En ce qui concerne l'ouvrier, il a vu se multiplier les possibilités de dépenses. Ses obligations ont pris d'énormes proportions dans la vie sociale, alors qu'elles étaient des plus simples et se réduisaient aux dépenses les plus vitales. Aujourd'hui, il est condamné à vivre au-dessus de ses moyens, et engage des dépenses que ne peut se permettre un simple ouvrier manuel.

Quant au commerçant, considéré dans notre milieu comme appartenant à la classe des nantis, malgré la modicité de ses ressources, il veut toujours se montrer dans une apparence trompeuse de faste et de grandeur.

Sommes-nous donc capables de produire quoi que ce soit d'intéressant avec ce que consomment notre pauvre paysan, notre simple ouvrier et notre commerçant en faillite?

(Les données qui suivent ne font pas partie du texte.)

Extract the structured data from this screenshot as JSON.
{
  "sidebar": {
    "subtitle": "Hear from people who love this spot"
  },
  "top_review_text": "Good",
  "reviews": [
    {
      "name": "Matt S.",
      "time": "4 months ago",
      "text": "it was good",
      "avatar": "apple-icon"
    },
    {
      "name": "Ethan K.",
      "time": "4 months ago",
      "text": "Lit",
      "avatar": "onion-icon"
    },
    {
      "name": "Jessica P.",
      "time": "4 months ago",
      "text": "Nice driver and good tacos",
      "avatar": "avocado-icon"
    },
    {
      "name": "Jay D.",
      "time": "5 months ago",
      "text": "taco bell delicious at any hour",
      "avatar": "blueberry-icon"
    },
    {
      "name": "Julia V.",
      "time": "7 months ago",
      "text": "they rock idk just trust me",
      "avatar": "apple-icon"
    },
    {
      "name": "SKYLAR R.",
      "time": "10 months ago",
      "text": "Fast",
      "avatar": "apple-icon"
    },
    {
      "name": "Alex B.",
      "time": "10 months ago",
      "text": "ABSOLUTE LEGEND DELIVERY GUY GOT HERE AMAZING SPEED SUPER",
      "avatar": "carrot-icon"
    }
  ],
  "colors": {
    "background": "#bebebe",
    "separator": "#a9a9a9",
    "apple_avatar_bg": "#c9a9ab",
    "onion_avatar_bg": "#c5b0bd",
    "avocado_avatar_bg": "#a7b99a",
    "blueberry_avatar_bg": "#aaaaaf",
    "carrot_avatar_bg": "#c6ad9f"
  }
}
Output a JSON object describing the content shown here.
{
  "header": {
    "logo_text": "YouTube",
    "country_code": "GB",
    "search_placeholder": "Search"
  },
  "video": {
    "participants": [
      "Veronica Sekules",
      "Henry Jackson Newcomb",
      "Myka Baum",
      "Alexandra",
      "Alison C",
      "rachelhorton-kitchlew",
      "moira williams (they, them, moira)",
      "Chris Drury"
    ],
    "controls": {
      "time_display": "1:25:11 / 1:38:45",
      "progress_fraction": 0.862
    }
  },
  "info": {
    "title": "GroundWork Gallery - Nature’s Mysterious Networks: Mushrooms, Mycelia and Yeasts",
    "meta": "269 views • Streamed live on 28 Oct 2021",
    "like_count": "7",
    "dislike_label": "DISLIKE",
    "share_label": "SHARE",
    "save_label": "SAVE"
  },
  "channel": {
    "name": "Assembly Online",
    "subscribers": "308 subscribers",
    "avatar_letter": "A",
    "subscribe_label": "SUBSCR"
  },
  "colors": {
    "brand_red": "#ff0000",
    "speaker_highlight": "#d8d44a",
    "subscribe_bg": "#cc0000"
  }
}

Ne voyons-nous pas que tout ce que nous consommons nous vient de l'étranger et que notre richesse se déplace chaque jour un peu plus dans les poches des autres, pendant que nous continuons de mener la belle vie dans la crise et que nous nous lamentons dans le malheur, en attendant que les conditions changent. Mais ce changement ne peut intervenir que lorsque le Maroc se sera engagé dans la voie du progrès. Le problème est de savoir si nous oeuvrons pour que notre pays s'engage effectivement dans cette voie.